Vanaf nu doe ik net alsof ik weer beter ben. Dit is niet helemaal zo. De strijd met de leeuw zal nooit helemaal gestreden zijn, maar ik en de artsen weten nu wel waar ie vandaan kan komen, we houden hem goed in de gaten. Elk jaar moet ik terugkomen ter controle van de maag en de eerste vijf jaren worden mijn bloed en lever gecheckt op uitzaaiingen.
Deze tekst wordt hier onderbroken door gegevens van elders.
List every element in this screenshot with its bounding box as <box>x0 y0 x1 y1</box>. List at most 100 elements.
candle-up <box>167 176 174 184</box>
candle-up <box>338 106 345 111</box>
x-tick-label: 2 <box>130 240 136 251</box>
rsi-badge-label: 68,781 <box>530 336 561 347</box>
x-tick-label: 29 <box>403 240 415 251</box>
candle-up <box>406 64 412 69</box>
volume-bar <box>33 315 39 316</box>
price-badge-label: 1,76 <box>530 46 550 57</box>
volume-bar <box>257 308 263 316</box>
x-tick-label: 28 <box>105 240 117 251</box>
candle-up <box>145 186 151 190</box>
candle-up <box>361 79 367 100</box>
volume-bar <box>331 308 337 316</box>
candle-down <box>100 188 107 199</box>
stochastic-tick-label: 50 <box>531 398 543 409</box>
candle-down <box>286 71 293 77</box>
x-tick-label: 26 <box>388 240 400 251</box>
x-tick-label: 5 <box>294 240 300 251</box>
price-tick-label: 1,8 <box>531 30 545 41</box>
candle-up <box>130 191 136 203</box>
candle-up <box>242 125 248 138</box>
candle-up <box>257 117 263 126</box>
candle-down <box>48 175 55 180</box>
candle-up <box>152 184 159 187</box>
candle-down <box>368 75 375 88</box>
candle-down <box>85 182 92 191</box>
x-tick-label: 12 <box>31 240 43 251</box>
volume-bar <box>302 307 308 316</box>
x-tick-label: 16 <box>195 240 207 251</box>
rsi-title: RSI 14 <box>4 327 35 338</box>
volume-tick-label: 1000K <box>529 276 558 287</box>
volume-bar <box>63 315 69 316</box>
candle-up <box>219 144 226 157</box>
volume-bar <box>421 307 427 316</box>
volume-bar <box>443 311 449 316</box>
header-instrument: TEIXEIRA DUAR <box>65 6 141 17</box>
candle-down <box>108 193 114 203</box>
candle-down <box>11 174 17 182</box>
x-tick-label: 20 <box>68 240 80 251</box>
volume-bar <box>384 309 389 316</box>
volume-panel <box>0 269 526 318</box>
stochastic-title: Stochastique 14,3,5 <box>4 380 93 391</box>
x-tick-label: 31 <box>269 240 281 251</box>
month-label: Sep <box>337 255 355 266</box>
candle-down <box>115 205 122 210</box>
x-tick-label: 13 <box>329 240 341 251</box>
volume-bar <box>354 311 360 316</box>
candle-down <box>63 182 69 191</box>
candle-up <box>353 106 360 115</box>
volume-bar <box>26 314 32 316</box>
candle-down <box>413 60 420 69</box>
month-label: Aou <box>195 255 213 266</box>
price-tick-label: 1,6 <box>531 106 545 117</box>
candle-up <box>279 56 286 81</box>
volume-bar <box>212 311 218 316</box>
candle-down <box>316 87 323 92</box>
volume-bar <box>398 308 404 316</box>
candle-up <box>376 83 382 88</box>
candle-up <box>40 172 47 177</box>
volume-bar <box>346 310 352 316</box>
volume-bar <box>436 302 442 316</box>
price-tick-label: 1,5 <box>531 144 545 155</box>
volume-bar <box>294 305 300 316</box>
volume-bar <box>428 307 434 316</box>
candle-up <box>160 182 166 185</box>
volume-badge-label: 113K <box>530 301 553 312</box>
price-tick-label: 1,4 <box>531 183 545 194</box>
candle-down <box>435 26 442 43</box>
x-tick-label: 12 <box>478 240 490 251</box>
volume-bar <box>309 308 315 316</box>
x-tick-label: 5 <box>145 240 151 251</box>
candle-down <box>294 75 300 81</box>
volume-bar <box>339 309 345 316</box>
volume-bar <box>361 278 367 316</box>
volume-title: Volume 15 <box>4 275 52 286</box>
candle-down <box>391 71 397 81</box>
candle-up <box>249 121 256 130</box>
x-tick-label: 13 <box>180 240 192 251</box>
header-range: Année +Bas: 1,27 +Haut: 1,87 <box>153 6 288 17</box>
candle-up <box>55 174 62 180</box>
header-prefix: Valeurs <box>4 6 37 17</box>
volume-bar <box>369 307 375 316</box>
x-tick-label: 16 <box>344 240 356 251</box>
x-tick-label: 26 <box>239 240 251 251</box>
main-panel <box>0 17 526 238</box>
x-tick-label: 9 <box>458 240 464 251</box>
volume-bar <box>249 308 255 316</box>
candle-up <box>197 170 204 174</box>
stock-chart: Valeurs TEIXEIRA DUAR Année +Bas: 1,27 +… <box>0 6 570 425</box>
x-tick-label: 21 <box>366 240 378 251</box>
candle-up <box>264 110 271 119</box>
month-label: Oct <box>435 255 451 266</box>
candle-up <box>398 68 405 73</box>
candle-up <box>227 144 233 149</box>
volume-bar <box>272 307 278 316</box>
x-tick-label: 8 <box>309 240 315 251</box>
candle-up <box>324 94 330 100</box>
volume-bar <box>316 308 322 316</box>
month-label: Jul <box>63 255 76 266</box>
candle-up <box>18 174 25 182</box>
Verder voel ik me nu qua energie veel beter dan voor de eerste operatie en die 10 kilo zit er allang weer aan. Het is fijn dat de mensen opmerken dat ik er zo goed uitzie!

Ik heb er uiteindelijk zelf voor gekozen om het stoma te behouden en geen pouch aan te laten leggen. Ten eerste was ik inmiddels al bekend met het stoma en wist ik dat ik ermee kan leven. En ik was beducht voor meer veranderingen in mijn lijf. Ik had natuurlijk zeker voor een pouch gekozen als ik meer organen in mijn lichaam behouden had, maar zonder hele dikke darm en endeldarm? Ik zag het niet zitten. Let wel dat dit mijn keuze is. Ieder mens moet zelf kiezen wat hij/ zij zou doen zonder invloed van enig ander persoon!
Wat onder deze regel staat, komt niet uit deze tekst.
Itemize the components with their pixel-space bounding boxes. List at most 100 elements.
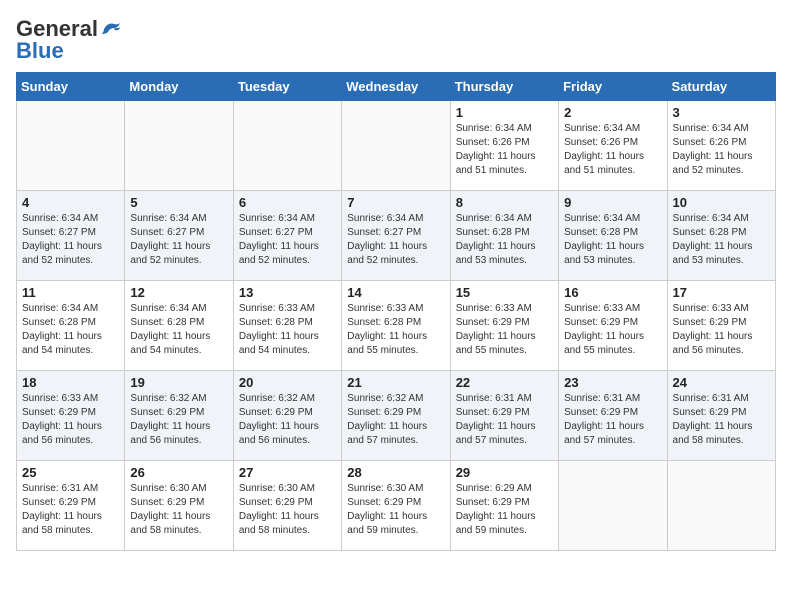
column-header-friday: Friday [559, 73, 667, 101]
day-number: 18 [22, 375, 119, 390]
day-info: Sunrise: 6:32 AM Sunset: 6:29 PM Dayligh… [347, 392, 444, 448]
calendar-cell: 10 Sunrise: 6:34 AM Sunset: 6:28 PM Dayli… [667, 191, 775, 281]
calendar-cell: 25 Sunrise: 6:31 AM Sunset: 6:29 PM Dayli… [17, 461, 125, 551]
day-number: 15 [456, 285, 553, 300]
day-number: 3 [673, 105, 770, 120]
day-number: 11 [22, 285, 119, 300]
logo-bird-icon [100, 20, 122, 38]
calendar-cell [17, 101, 125, 191]
logo-blue-text: Blue [16, 38, 64, 64]
calendar-cell: 5 Sunrise: 6:34 AM Sunset: 6:27 PM Daylig… [125, 191, 233, 281]
day-info: Sunrise: 6:33 AM Sunset: 6:29 PM Dayligh… [673, 302, 770, 358]
day-number: 16 [564, 285, 661, 300]
day-number: 19 [130, 375, 227, 390]
day-info: Sunrise: 6:34 AM Sunset: 6:27 PM Dayligh… [347, 212, 444, 268]
day-number: 29 [456, 465, 553, 480]
day-number: 12 [130, 285, 227, 300]
day-info: Sunrise: 6:34 AM Sunset: 6:26 PM Dayligh… [564, 122, 661, 178]
day-number: 2 [564, 105, 661, 120]
calendar-cell: 8 Sunrise: 6:34 AM Sunset: 6:28 PM Daylig… [450, 191, 558, 281]
calendar-cell: 7 Sunrise: 6:34 AM Sunset: 6:27 PM Daylig… [342, 191, 450, 281]
day-number: 7 [347, 195, 444, 210]
calendar-cell: 6 Sunrise: 6:34 AM Sunset: 6:27 PM Daylig… [233, 191, 341, 281]
calendar-cell: 20 Sunrise: 6:32 AM Sunset: 6:29 PM Dayli… [233, 371, 341, 461]
calendar-week-1: 1 Sunrise: 6:34 AM Sunset: 6:26 PM Daylig… [17, 101, 776, 191]
calendar-cell: 23 Sunrise: 6:31 AM Sunset: 6:29 PM Dayli… [559, 371, 667, 461]
calendar-week-4: 18 Sunrise: 6:33 AM Sunset: 6:29 PM Dayli… [17, 371, 776, 461]
calendar-cell: 4Sunrise: 6:34 AM Sunset: 6:27 PM Daylig… [17, 191, 125, 281]
calendar-cell: 16 Sunrise: 6:33 AM Sunset: 6:29 PM Dayli… [559, 281, 667, 371]
day-number: 6 [239, 195, 336, 210]
calendar-cell: 22 Sunrise: 6:31 AM Sunset: 6:29 PM Dayli… [450, 371, 558, 461]
day-info: Sunrise: 6:31 AM Sunset: 6:29 PM Dayligh… [564, 392, 661, 448]
calendar-cell: 21 Sunrise: 6:32 AM Sunset: 6:29 PM Dayli… [342, 371, 450, 461]
day-number: 17 [673, 285, 770, 300]
calendar-cell: 2 Sunrise: 6:34 AM Sunset: 6:26 PM Daylig… [559, 101, 667, 191]
column-header-monday: Monday [125, 73, 233, 101]
day-info: Sunrise: 6:34 AM Sunset: 6:28 PM Dayligh… [456, 212, 553, 268]
day-info: Sunrise: 6:34 AM Sunset: 6:26 PM Dayligh… [673, 122, 770, 178]
day-info: Sunrise: 6:34 AM Sunset: 6:27 PM Dayligh… [130, 212, 227, 268]
day-info: Sunrise: 6:33 AM Sunset: 6:28 PM Dayligh… [239, 302, 336, 358]
calendar-week-5: 25 Sunrise: 6:31 AM Sunset: 6:29 PM Dayli… [17, 461, 776, 551]
day-info: Sunrise: 6:32 AM Sunset: 6:29 PM Dayligh… [239, 392, 336, 448]
day-number: 24 [673, 375, 770, 390]
column-header-thursday: Thursday [450, 73, 558, 101]
day-number: 26 [130, 465, 227, 480]
column-header-tuesday: Tuesday [233, 73, 341, 101]
day-info: Sunrise: 6:31 AM Sunset: 6:29 PM Dayligh… [673, 392, 770, 448]
day-info: Sunrise: 6:29 AM Sunset: 6:29 PM Dayligh… [456, 482, 553, 538]
day-info: Sunrise: 6:30 AM Sunset: 6:29 PM Dayligh… [239, 482, 336, 538]
calendar-cell [559, 461, 667, 551]
day-info: Sunrise: 6:30 AM Sunset: 6:29 PM Dayligh… [130, 482, 227, 538]
day-info: Sunrise: 6:32 AM Sunset: 6:29 PM Dayligh… [130, 392, 227, 448]
day-info: Sunrise: 6:34 AM Sunset: 6:28 PM Dayligh… [673, 212, 770, 268]
day-info: Sunrise: 6:33 AM Sunset: 6:28 PM Dayligh… [347, 302, 444, 358]
day-number: 28 [347, 465, 444, 480]
day-info: Sunrise: 6:34 AM Sunset: 6:28 PM Dayligh… [564, 212, 661, 268]
calendar-header-row: SundayMondayTuesdayWednesdayThursdayFrid… [17, 73, 776, 101]
calendar-table: SundayMondayTuesdayWednesdayThursdayFrid… [16, 72, 776, 551]
calendar-week-3: 11 Sunrise: 6:34 AM Sunset: 6:28 PM Dayli… [17, 281, 776, 371]
calendar-cell [233, 101, 341, 191]
day-info: Sunrise: 6:31 AM Sunset: 6:29 PM Dayligh… [22, 482, 119, 538]
calendar-cell: 29 Sunrise: 6:29 AM Sunset: 6:29 PM Dayli… [450, 461, 558, 551]
day-number: 14 [347, 285, 444, 300]
day-info: Sunrise: 6:33 AM Sunset: 6:29 PM Dayligh… [22, 392, 119, 448]
calendar-cell: 18 Sunrise: 6:33 AM Sunset: 6:29 PM Dayli… [17, 371, 125, 461]
calendar-cell: 17 Sunrise: 6:33 AM Sunset: 6:29 PM Dayli… [667, 281, 775, 371]
calendar-cell: 14 Sunrise: 6:33 AM Sunset: 6:28 PM Dayli… [342, 281, 450, 371]
day-number: 23 [564, 375, 661, 390]
calendar-cell: 15 Sunrise: 6:33 AM Sunset: 6:29 PM Dayli… [450, 281, 558, 371]
day-info: Sunrise: 6:30 AM Sunset: 6:29 PM Dayligh… [347, 482, 444, 538]
day-number: 9 [564, 195, 661, 210]
calendar-cell: 12Sunrise: 6:34 AM Sunset: 6:28 PM Dayli… [125, 281, 233, 371]
day-info: Sunrise: 6:34 AM Sunset: 6:28 PM Dayligh… [22, 302, 119, 358]
day-info: Sunrise: 6:34 AM Sunset: 6:27 PM Dayligh… [239, 212, 336, 268]
column-header-sunday: Sunday [17, 73, 125, 101]
calendar-cell: 28 Sunrise: 6:30 AM Sunset: 6:29 PM Dayli… [342, 461, 450, 551]
calendar-cell: 3 Sunrise: 6:34 AM Sunset: 6:26 PM Daylig… [667, 101, 775, 191]
day-number: 25 [22, 465, 119, 480]
day-number: 22 [456, 375, 553, 390]
day-number: 27 [239, 465, 336, 480]
calendar-cell: 1 Sunrise: 6:34 AM Sunset: 6:26 PM Daylig… [450, 101, 558, 191]
day-number: 10 [673, 195, 770, 210]
day-info: Sunrise: 6:33 AM Sunset: 6:29 PM Dayligh… [456, 302, 553, 358]
column-header-saturday: Saturday [667, 73, 775, 101]
calendar-cell: 24 Sunrise: 6:31 AM Sunset: 6:29 PM Dayli… [667, 371, 775, 461]
day-number: 1 [456, 105, 553, 120]
day-number: 5 [130, 195, 227, 210]
day-number: 21 [347, 375, 444, 390]
day-number: 20 [239, 375, 336, 390]
calendar-cell: 27 Sunrise: 6:30 AM Sunset: 6:29 PM Dayli… [233, 461, 341, 551]
day-info: Sunrise: 6:31 AM Sunset: 6:29 PM Dayligh… [456, 392, 553, 448]
day-number: 8 [456, 195, 553, 210]
day-info: Sunrise: 6:33 AM Sunset: 6:29 PM Dayligh… [564, 302, 661, 358]
day-number: 4 [22, 195, 119, 210]
calendar-cell: 19 Sunrise: 6:32 AM Sunset: 6:29 PM Dayli… [125, 371, 233, 461]
logo: General Blue [16, 16, 122, 64]
calendar-cell [667, 461, 775, 551]
calendar-week-2: 4 Sunrise: 6:34 AM Sunset: 6:27 PM Daylig… [17, 191, 776, 281]
day-info: Sunrise: 6:34 AM Sunset: 6:26 PM Dayligh… [456, 122, 553, 178]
Mijn hoop voor de toekomst is dat de gentechnologie zich zodanig ontwikkeld dat het defecte gen “gerepareerd” kan worden. Dan zou het lichaam zijn werk weer doen en zou je helemaal geen FAP meer kunnen krijgen. En mijn wens voor mijn eigen toekomst: tijd en kwaliteit van leven met mijn geliefden.

Tenslotte wil ik de medestomaatjes van de website Stomaatje.nl heel hartelijk bedanken. Wat was het fijn en belangrijk om over allerlei zaken, luchtig tot zeer heftig, mijn hart te kunnen luchten in het afgelopen jaar en goede tips, adviezen en aanmoediging te ontvangen. Zonder hen zou ik zeker in het gekkenhuis zijn beland!"